Abstract

Abstract Aim Extensive cardiac investigations have long been considered necessary to aid decision-making in waitlisting for kidney transplantation. However, the utility and reliability of such comprehensive tests are not well established. This study assessed the prognostic power of coronary artery calcium scoring (CACS) using computed tomography coronary angiogram (CTCA) and myocardial perfusion scintigraphy (MPS) in predicting major adverse cardiac events (MACE). Method We conducted a retrospective study of all ESRD patients considered for kidney transplantation and referred for MPS and/or CTCA for CACS between October 2012 to March 2014 and assessed MACE occurrences (heart failure, cardiac arrest, myocardial infarction, angina, CVA, PVD, and transient ischaemic attack) within a 9-year follow-up period. Results Among 131 patients in our study, 91.6% had a MPS (76.7% Negative MPS result, 23.3% Positive MPS result) and 92.4% had a CTCA (75.2% CACS <400 (Low Score), 24.8% CACS>400 (High Score)). Sensitivity, specificity, positive and negative predictive values were poor for CTCA (38.8%, 84.7% 63.3%, 67.0%) and MPS (34.8%, 82.4%, 55.2%, 67.0%). There was no statistical significance in MACE when stratified by CACS and MPS in transplanted patients (log-rank p= 0.155).
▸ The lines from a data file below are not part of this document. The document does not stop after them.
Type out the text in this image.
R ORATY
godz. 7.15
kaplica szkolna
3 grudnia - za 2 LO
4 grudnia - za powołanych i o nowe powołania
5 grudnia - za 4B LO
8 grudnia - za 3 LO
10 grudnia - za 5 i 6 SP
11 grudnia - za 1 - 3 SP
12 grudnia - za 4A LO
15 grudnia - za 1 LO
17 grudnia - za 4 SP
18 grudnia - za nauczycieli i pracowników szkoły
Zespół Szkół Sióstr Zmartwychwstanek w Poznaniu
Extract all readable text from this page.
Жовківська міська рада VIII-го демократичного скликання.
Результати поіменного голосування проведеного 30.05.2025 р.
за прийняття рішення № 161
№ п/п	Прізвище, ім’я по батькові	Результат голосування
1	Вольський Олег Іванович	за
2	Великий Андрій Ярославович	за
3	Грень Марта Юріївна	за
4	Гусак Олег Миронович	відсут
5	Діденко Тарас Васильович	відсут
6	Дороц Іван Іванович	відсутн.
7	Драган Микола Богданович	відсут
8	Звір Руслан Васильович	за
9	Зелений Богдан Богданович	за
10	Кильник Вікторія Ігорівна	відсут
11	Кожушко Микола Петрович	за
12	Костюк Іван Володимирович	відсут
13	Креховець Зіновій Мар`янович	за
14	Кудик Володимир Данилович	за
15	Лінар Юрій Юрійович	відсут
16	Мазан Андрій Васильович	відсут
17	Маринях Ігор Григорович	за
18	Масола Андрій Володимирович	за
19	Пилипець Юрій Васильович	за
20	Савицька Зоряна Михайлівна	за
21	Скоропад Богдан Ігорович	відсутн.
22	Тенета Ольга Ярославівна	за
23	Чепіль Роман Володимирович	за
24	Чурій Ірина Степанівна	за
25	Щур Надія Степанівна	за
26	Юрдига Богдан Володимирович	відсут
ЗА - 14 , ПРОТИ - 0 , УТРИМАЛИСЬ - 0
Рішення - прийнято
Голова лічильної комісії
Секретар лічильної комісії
No statistical difference in MACE was observed when stratified by MPS status (p=0.749) or CACS status (p=0.706) in non-transplanted patients. Discussion This challenges the value of extensive cardiac assessments (MPS, CTCA) in predicting MACE. Candidates conventionally considered low-risk by these methods had similar risk of MACE when transplanted against higher-risk groups. Thus, such tests are best used for risk stratification and counselling for shared decision-making.